I’ve omitted large chunks of boilerplate code to focus on the code around indy. But you can find the full Visitor implementation here.

Now, when we give an input of "Hi" + "5" to our compiler, here is the Bytecode that we emit:

{
  public static void main(java.lang.String[]);
    descriptor: ([Ljava/lang/String;)V
    flags: (0x0009) ACC_PUBLIC, ACC_STATIC
    Code:
      stack=3, locals=1, args_size=1
         0: getstatic     #12                 // Field java/lang/System.out:Ljava/io/PrintStream;
         3: ldc           #14                 // String Hi
         5: ldc           #16                 // String 5
         7: invokedynamic #27,  0             // InvokeDynamic #0:add:(Ljava/lang/String;Ljava/lang/String;)Ljava/lang/String;
        12: invokevirtual #33                 // Method java/io/PrintStream.println:(Ljava/lang/Object;)V
        15: return
}
BootstrapMethods:
  0: #23 REF_invokeStatic mydynlang/MyDynLangAdd.bootstrap:(Ljava/lang/invoke/MethodHandles$Lookup;Ljava/lang/String;Ljava/lang/invoke/MethodType;)Ljava/lang/invoke/CallSite;
    Method arguments:

The JVM is a stack-based interpreter9, and the above bytecode essentially translates to this:

  1. Push PrintStream object on stack. This will be needed when we print the result.
  2. Push the string “Hi” on the stack
  3. Push the string “5” on the stack
  4. Call the bootstrap function using invokedynamic. This will set up the callsite, and redirect the call to the actual implementation. This will consume the top two stack elements and replace it with the result of the call.
  5. Call Println with result of the call and the PrintStream object. This will print the result to stdout.

Now that we have seen how the indy callsite looks, let’s trace how the bootstrap method implements the dynamic call. Our bootstrap method is pretty simple, it binds the indy callsite to a dispatch function:

// Bootstrap method
public static CallSite bootstrap(
    MethodHandles.Lookup lookup,
    String name,
    MethodType type
) throws Exception {
    MutableCallSite callsite = new MutableCallSite(type);

    // Find the dispatch function from the list of available functions.

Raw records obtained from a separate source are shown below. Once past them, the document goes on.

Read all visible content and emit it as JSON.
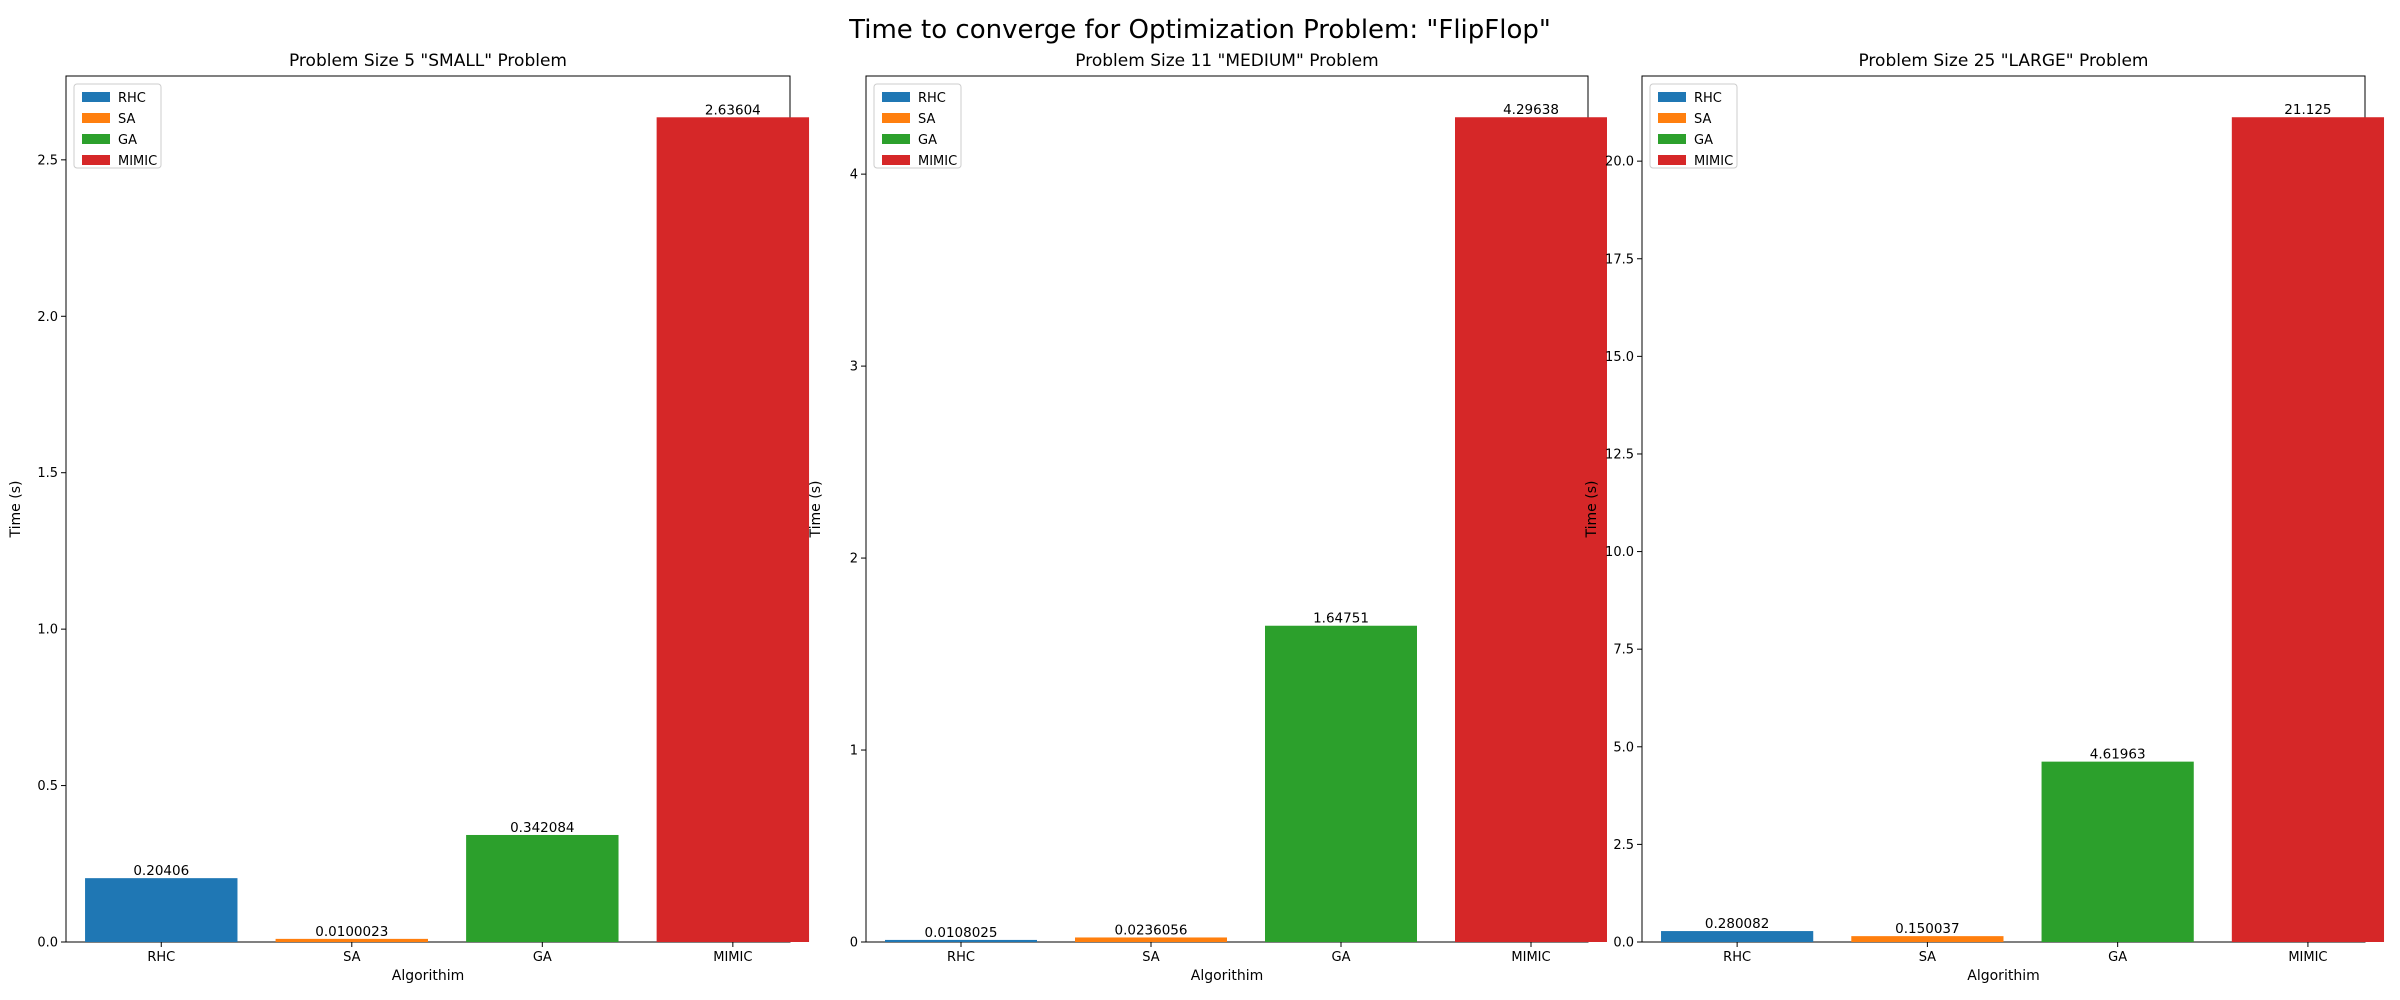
{
  "title": "Time to converge for Optimization Problem: \"FlipFlop\"",
  "colors": {
    "RHC": "#1f77b4",
    "SA": "#ff7f0e",
    "GA": "#2ca02c",
    "MIMIC": "#d62728"
  },
  "chart_data": [
    {
      "type": "bar",
      "title": "Problem Size 5 \"SMALL\" Problem",
      "xlabel": "Algorithim",
      "ylabel": "Time (s)",
      "categories": [
        "RHC",
        "SA",
        "GA",
        "MIMIC"
      ],
      "values": [
        0.20406,
        0.0100023,
        0.342084,
        2.63604
      ],
      "value_labels": [
        "0.20406",
        "0.0100023",
        "0.342084",
        "2.63604"
      ],
      "ylim": [
        0,
        2.768
      ],
      "yticks": [
        0,
        0.5,
        1.0,
        1.5,
        2.0,
        2.5
      ],
      "ytick_labels": [
        "0.0",
        "0.5",
        "1.0",
        "1.5",
        "2.0",
        "2.5"
      ],
      "legend": [
        "RHC",
        "SA",
        "GA",
        "MIMIC"
      ],
      "legend_position": "top-left",
      "grid": false
    },
    {
      "type": "bar",
      "title": "Problem Size 11 \"MEDIUM\" Problem",
      "xlabel": "Algorithim",
      "ylabel": "Time (s)",
      "categories": [
        "RHC",
        "SA",
        "GA",
        "MIMIC"
      ],
      "values": [
        0.0108025,
        0.0236056,
        1.64751,
        4.29638
      ],
      "value_labels": [
        "0.0108025",
        "0.0236056",
        "1.64751",
        "4.29638"
      ],
      "ylim": [
        0,
        4.5112
      ],
      "yticks": [
        0,
        1,
        2,
        3,
        4
      ],
      "ytick_labels": [
        "0",
        "1",
        "2",
        "3",
        "4"
      ],
      "legend": [
        "RHC",
        "SA",
        "GA",
        "MIMIC"
      ],
      "legend_position": "top-left",
      "grid": false
    },
    {
      "type": "bar",
      "title": "Problem Size 25 \"LARGE\" Problem",
      "xlabel": "Algorithim",
      "ylabel": "Time (s)",
      "categories": [
        "RHC",
        "SA",
        "GA",
        "MIMIC"
      ],
      "values": [
        0.280082,
        0.150037,
        4.61963,
        21.125
      ],
      "value_labels": [
        "0.280082",
        "0.150037",
        "4.61963",
        "21.125"
      ],
      "ylim": [
        0,
        22.181
      ],
      "yticks": [
        0,
        2.5,
        5.0,
        7.5,
        10.0,
        12.5,
        15.0,
        17.5,
        20.0
      ],
      "ytick_labels": [
        "0.0",
        "2.5",
        "5.0",
        "7.5",
        "10.0",
        "12.5",
        "15.0",
        "17.5",
        "20.0"
      ],
      "legend": [
        "RHC",
        "SA",
        "GA",
        "MIMIC"
      ],
      "legend_position": "top-left",
      "grid": false
    }
  ]
}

The lookup object is used for this.
    MethodHandle dispatcher = lookup.findStatic(
        MyDynLangAdd.class,
        "dispatcher",
        MethodType.methodType(
            /*Return type=*/ String.class,
            MutableCallSite.class,
            MethodHandles.Lookup.class,
            String.class,
            String.class
        )
    );
    
    // Bind the dispatch function to the callsite object
    dispatcher = dispatcher.bindTo(callsite); // Binds callsite as the first argument
    dispatcher = dispatcher.bindTo(lookup); // Binds lookup as the second argument

    callsite.setTarget(dispatcher);
    return callsite;
}

The dispatch function checks if the left and right arguments can be parsed as Integers and then takes appropriate action (i.e., dispatch to addInts or concatStrings or throw Exception):

public static String dispatcher(
        MutableCallSite callsite,
        MethodHandles.Lookup lookup,
        String left,
        String right
    ) throws Throwable {
        Function<String, Boolean> tryParseInt = s -> {
            try {
                // Try parsing the string as int
                int asNum = Integer.parseInt(s);
                return true;
            } catch (NumberFormatException e) {
                return false;
            }
        };

        Boolean leftIsInt = tryParseInt.apply(left);
        Boolean rightIsInt = tryParseInt.apply(right);

        // Perform type-checking
        MethodHandle newmh;
        if (leftIsInt && rightIsInt) {
            newmh = lookup.findStatic(
                MyDynLangAdd.class,
                "addInts",
                MethodType.methodType(String.class, String.class, String.class)
            );
        } else if (leftIsInt && !rightIsInt) {
            throw new RuntimeException(
                "Cannot add String to Integer, LHS has to be String!"
            );
        } else {
            newmh = lookup.findStatic(
                MyDynLangAdd.class,
                "concatStrings",
                MethodType.methodType(String.class, String.class, String.class)
            );
        }

        // Insert automatic conversion from Object to String and vice versa
        newmh = newmh.asType(callsite.type());

        return (String) newmh.invoke(left, right);
    }

Now, every time after the first time we hit this indy call, we would directly call the dispatch function. This function can do the type-check, and then redirect the call to the correct function. This is exactly how languages like JRuby, Jython and Groovy use indy to dispatch calls at runtime.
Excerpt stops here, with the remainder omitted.